Üçüncü tür ise *algoritmik stablecoin’ler*. Bu coin’ler teminat olmadan, arz-talep dengesini düzenleyen algoritmalarla fiyat istikrarını sağlamaya çalışıyor. Ancak BloFin Research, yapısal zayıflıklar ve güven problemleri nedeniyle bu türü yüksek riskli olarak nitelendirdi. Luna ve TerraUSD(UST) örneğinde olduğu gibi sistem güven kaybına uğradığında, değer çöküşü dakikalar içinde gerçekleşebiliyor.
Raporda *stablecoin*lerin öne çıkan avantajları arasında ‘fiyat istikrarı’, ‘hızlı transfer’, ‘düşük işlem ücretleri’ ve ‘bankasız kullanıcılara erişim imkânı’ sayıldı. Dezavantajlarda ise ‘ihraççıya olan güven bağımlılığı’, ‘düzenleyici belirsizlik’ ve ‘sınırlı getiri potansiyeli’ vurgulandı. Özellikle 2023'te yaşanan USDC’nin geçici çapalı değer kaybı, rezerv yapısının şeffaflığı ve güvenin başarının temel taşları olduğunu bir kez daha gündeme getirdi.
Küresel anlamda *stablecoin*ler dijital ödeme ve sınır ötesi para transferleri için verimli bir araç olarak öne çıkıyor.
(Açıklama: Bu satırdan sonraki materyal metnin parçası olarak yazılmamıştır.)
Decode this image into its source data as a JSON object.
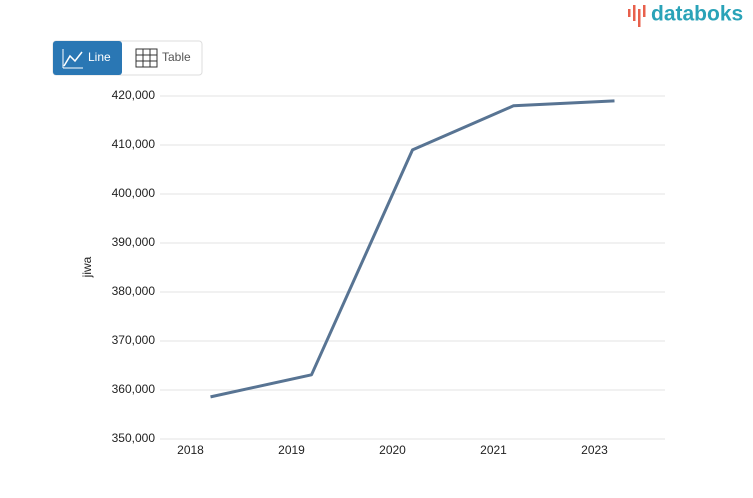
{
  "brand": "databoks",
  "controls": [
    "Line",
    "Table"
  ],
  "chart_data": {
    "type": "line",
    "y_label": "jiwa",
    "categories": [
      "2018",
      "2019",
      "2020",
      "2021",
      "2023"
    ],
    "series": [
      {
        "name": "jiwa",
        "color": "#587493",
        "values": [
          358600,
          363100,
          409000,
          418000,
          419000
        ]
      }
    ],
    "ylim": [
      350000,
      420000
    ],
    "yticks": [
      {
        "value": 350000,
        "label": "350,000"
      },
      {
        "value": 360000,
        "label": "360,000"
      },
      {
        "value": 370000,
        "label": "370,000"
      },
      {
        "value": 380000,
        "label": "380,000"
      },
      {
        "value": 390000,
        "label": "390,000"
      },
      {
        "value": 400000,
        "label": "400,000"
      },
      {
        "value": 410000,
        "label": "410,000"
      },
      {
        "value": 420000,
        "label": "420,000"
      }
    ],
    "grid": true
  }
}
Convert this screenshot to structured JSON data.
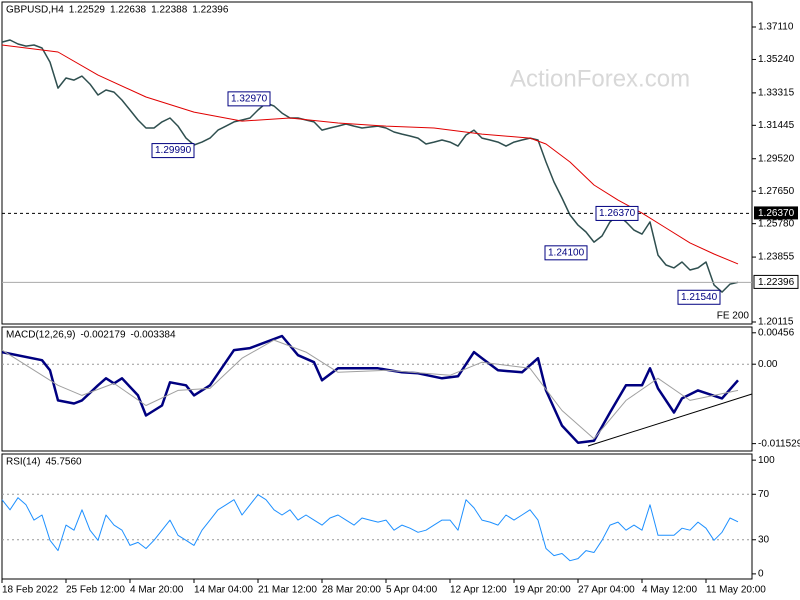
{
  "chart_data": [
    {
      "type": "line",
      "title": "GBPUSD,H4",
      "ohlc": [
        1.22529,
        1.22638,
        1.22388,
        1.22396
      ],
      "watermark": "ActionForex.com",
      "note": "FE 200",
      "categories": [
        "18 Feb 2022",
        null,
        null,
        null,
        null,
        null,
        null,
        null,
        "25 Feb 12:00",
        null,
        null,
        null,
        null,
        null,
        null,
        null,
        "4 Mar 20:00",
        null,
        null,
        null,
        null,
        null,
        null,
        null,
        "14 Mar 04:00",
        null,
        null,
        null,
        null,
        null,
        null,
        null,
        "21 Mar 12:00",
        null,
        null,
        null,
        null,
        null,
        null,
        null,
        "28 Mar 20:00",
        null,
        null,
        null,
        null,
        null,
        null,
        null,
        "5 Apr 04:00",
        null,
        null,
        null,
        null,
        null,
        null,
        null,
        "12 Apr 12:00",
        null,
        null,
        null,
        null,
        null,
        null,
        null,
        "19 Apr 20:00",
        null,
        null,
        null,
        null,
        null,
        null,
        null,
        "27 Apr 04:00",
        null,
        null,
        null,
        null,
        null,
        null,
        null,
        "4 May 12:00",
        null,
        null,
        null,
        null,
        null,
        null,
        null,
        "11 May 20:00",
        null,
        null,
        null,
        null
      ],
      "series": [
        {
          "color": "#2f4f4f",
          "line_width": 1.5,
          "values": [
            1.3624,
            1.3636,
            1.3613,
            1.3601,
            1.3607,
            1.359,
            1.3509,
            1.3359,
            1.3417,
            1.3405,
            1.3428,
            1.3382,
            1.3319,
            1.3348,
            1.3336,
            1.329,
            1.3233,
            1.3175,
            1.3129,
            1.3129,
            1.3164,
            1.3187,
            1.314,
            1.3071,
            1.3031,
            1.3048,
            1.3071,
            1.3117,
            1.314,
            1.3164,
            1.3175,
            1.3187,
            1.3233,
            1.3273,
            1.3256,
            1.3215,
            1.3187,
            1.3187,
            1.3175,
            1.3164,
            1.3117,
            1.3129,
            1.314,
            1.3152,
            1.314,
            1.3129,
            1.3135,
            1.314,
            1.3129,
            1.3106,
            1.3094,
            1.3083,
            1.3071,
            1.3037,
            1.3048,
            1.306,
            1.3048,
            1.3025,
            1.3089,
            1.3117,
            1.3071,
            1.306,
            1.3048,
            1.3025,
            1.3048,
            1.306,
            1.3071,
            1.306,
            1.2933,
            1.2818,
            1.2726,
            1.2628,
            1.257,
            1.253,
            1.2472,
            1.2507,
            1.2588,
            1.2628,
            1.2588,
            1.2541,
            1.2518,
            1.2588,
            1.2397,
            1.234,
            1.2323,
            1.2357,
            1.2311,
            1.2323,
            1.2357,
            1.2225,
            1.2184,
            1.223,
            1.224
          ]
        },
        {
          "color": "#e00000",
          "line_width": 1,
          "x": [
            0,
            7,
            12,
            18,
            24,
            30,
            36,
            42,
            48,
            54,
            60,
            66,
            68,
            71,
            74,
            77,
            80,
            83,
            86,
            89,
            92
          ],
          "values": [
            1.3607,
            1.3567,
            1.3434,
            1.3308,
            1.3221,
            1.3169,
            1.3187,
            1.3158,
            1.314,
            1.3129,
            1.3094,
            1.3071,
            1.3037,
            1.2933,
            1.2801,
            1.2714,
            1.2639,
            1.2553,
            1.2467,
            1.2403,
            1.2346
          ]
        }
      ],
      "level": {
        "value": 1.2637,
        "label": "1.26370"
      },
      "annotations": [
        {
          "value": 1.3297,
          "label": "1.32970"
        },
        {
          "value": 1.2999,
          "label": "1.29990"
        },
        {
          "value": 1.2637,
          "label": "1.26370"
        },
        {
          "value": 1.241,
          "label": "1.24100"
        },
        {
          "value": 1.2154,
          "label": "1.21540"
        }
      ],
      "ylim": [
        1.2,
        1.3855
      ],
      "yticks": [
        {
          "value": 1.3711,
          "label": "1.37110"
        },
        {
          "value": 1.3524,
          "label": "1.35240"
        },
        {
          "value": 1.33315,
          "label": "1.33315"
        },
        {
          "value": 1.31445,
          "label": "1.31445"
        },
        {
          "value": 1.2952,
          "label": "1.29520"
        },
        {
          "value": 1.2765,
          "label": "1.27650"
        },
        {
          "value": 1.2578,
          "label": "1.25780"
        },
        {
          "value": 1.23855,
          "label": "1.23855"
        },
        {
          "value": 1.20115,
          "label": "1.20115"
        }
      ]
    },
    {
      "type": "line",
      "title": "MACD(12,26,9)",
      "readings": [
        -0.002179,
        -0.003384
      ],
      "series": [
        {
          "color": "#000080",
          "line_width": 2.5,
          "x": [
            0,
            5,
            6,
            7,
            9,
            10,
            12,
            13,
            14,
            15,
            17,
            18,
            20,
            21,
            23,
            24,
            26,
            29,
            31,
            32,
            35,
            37,
            39,
            40,
            42,
            45,
            47,
            50,
            52,
            55,
            57,
            59,
            60,
            62,
            65,
            67,
            68,
            70,
            72,
            74,
            76,
            78,
            80,
            81,
            82,
            84,
            85,
            87,
            90,
            92
          ],
          "values": [
            0.00175,
            0.00058,
            -0.00088,
            -0.00526,
            -0.0057,
            -0.00526,
            -0.00307,
            -0.00205,
            -0.00278,
            -0.00205,
            -0.00453,
            -0.00745,
            -0.00599,
            -0.00263,
            -0.00307,
            -0.00453,
            -0.00307,
            0.00204,
            0.00233,
            0.00277,
            0.00409,
            0.00131,
            0.00029,
            -0.00234,
            -0.00059,
            -0.00059,
            -0.00059,
            -0.00117,
            -0.00132,
            -0.00205,
            -0.00175,
            0.00175,
            0.00087,
            -0.00088,
            -0.00117,
            0.00087,
            -0.0038,
            -0.00891,
            -0.01139,
            -0.0111,
            -0.00701,
            -0.00307,
            -0.00307,
            -0.00059,
            -0.00351,
            -0.00701,
            -0.00497,
            -0.0038,
            -0.00497,
            -0.00234
          ]
        },
        {
          "color": "#a0a0a0",
          "line_width": 1,
          "x": [
            0,
            7,
            10,
            14,
            18,
            22,
            26,
            30,
            34,
            38,
            42,
            48,
            56,
            60,
            66,
            70,
            74,
            78,
            82,
            86,
            92
          ],
          "values": [
            0.00204,
            -0.00307,
            -0.00453,
            -0.00278,
            -0.00599,
            -0.0038,
            -0.00351,
            0.00087,
            0.0035,
            0.00175,
            -0.00117,
            -0.00088,
            -0.00161,
            0.00029,
            -0.00059,
            -0.00672,
            -0.01081,
            -0.00526,
            -0.00205,
            -0.00526,
            -0.0038
          ]
        }
      ],
      "levels": [
        0
      ],
      "ylim": [
        -0.0126,
        0.0054
      ],
      "yticks": [
        0.00456,
        {
          "value": 0,
          "label": "0.00"
        },
        -0.011529
      ]
    },
    {
      "type": "line",
      "title": "RSI(14)",
      "reading": {
        "value": 45.756,
        "label": "45.7560"
      },
      "series": [
        {
          "color": "#1e90ff",
          "line_width": 1,
          "values": [
            65.2,
            56.3,
            67.0,
            60.7,
            47.3,
            51.8,
            29.5,
            20.5,
            42.9,
            38.4,
            56.3,
            38.4,
            29.5,
            51.8,
            42.9,
            38.4,
            25.0,
            27.7,
            22.3,
            29.5,
            38.4,
            47.3,
            33.9,
            29.5,
            25.0,
            38.4,
            47.3,
            56.3,
            60.7,
            65.2,
            51.8,
            60.7,
            69.6,
            65.2,
            56.3,
            51.8,
            56.3,
            47.3,
            51.8,
            47.3,
            42.9,
            49.1,
            51.8,
            47.3,
            42.9,
            49.1,
            47.3,
            45.5,
            47.3,
            38.4,
            42.9,
            40.2,
            36.6,
            38.4,
            42.9,
            47.3,
            47.3,
            38.4,
            65.2,
            58.0,
            47.3,
            45.5,
            42.9,
            51.8,
            47.3,
            51.8,
            56.3,
            47.3,
            22.3,
            16.1,
            17.9,
            11.6,
            13.4,
            20.5,
            18.8,
            29.5,
            42.9,
            45.5,
            38.4,
            42.9,
            38.4,
            60.7,
            33.9,
            33.9,
            33.9,
            40.2,
            38.4,
            45.5,
            40.2,
            29.5,
            36.6,
            49.1,
            45.8
          ]
        }
      ],
      "levels": [
        70,
        30
      ],
      "ylim": [
        -4.5,
        105.4
      ],
      "yticks": [
        100,
        70,
        30,
        0
      ]
    }
  ]
}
Buna karşılık, birçok ülkenin düzenleyici kurumları potansiyel finansal sistem risklerine karşı temkinli yaklaşarak mevzuat çalışmalarını sürdürüyor. Avrupa Birliği’nin MiCA düzenlemesi algoritmik *stablecoin*lerin ihraç edilmesini yasaklarken, ABD’de ihraççıların banka düzeyinde denetimlere tabi tutulması gerektiği yönünde tartışmalar devam ediyor.
BloFin Research, *stablecoin*lerin kripto para piyasalarında kilit bir altyapı unsuru haline geldiğini ve gelecekte dijital finans sisteminde itibari para birimlerinin yerini alabilecek veya onları tamamlayabilecek bir varlık sınıfı olarak gelişmeyi sürdüreceğini öngörüyor. Ancak, bu varlıkların yapısal özelliklerinin ve risklerinin doğru anlaşılması, her bir türün dinamikleri ile piyasa koşullarının dengeli şekilde değerlendirilmesinin şart olduğu da özellikle vurgulanıyor.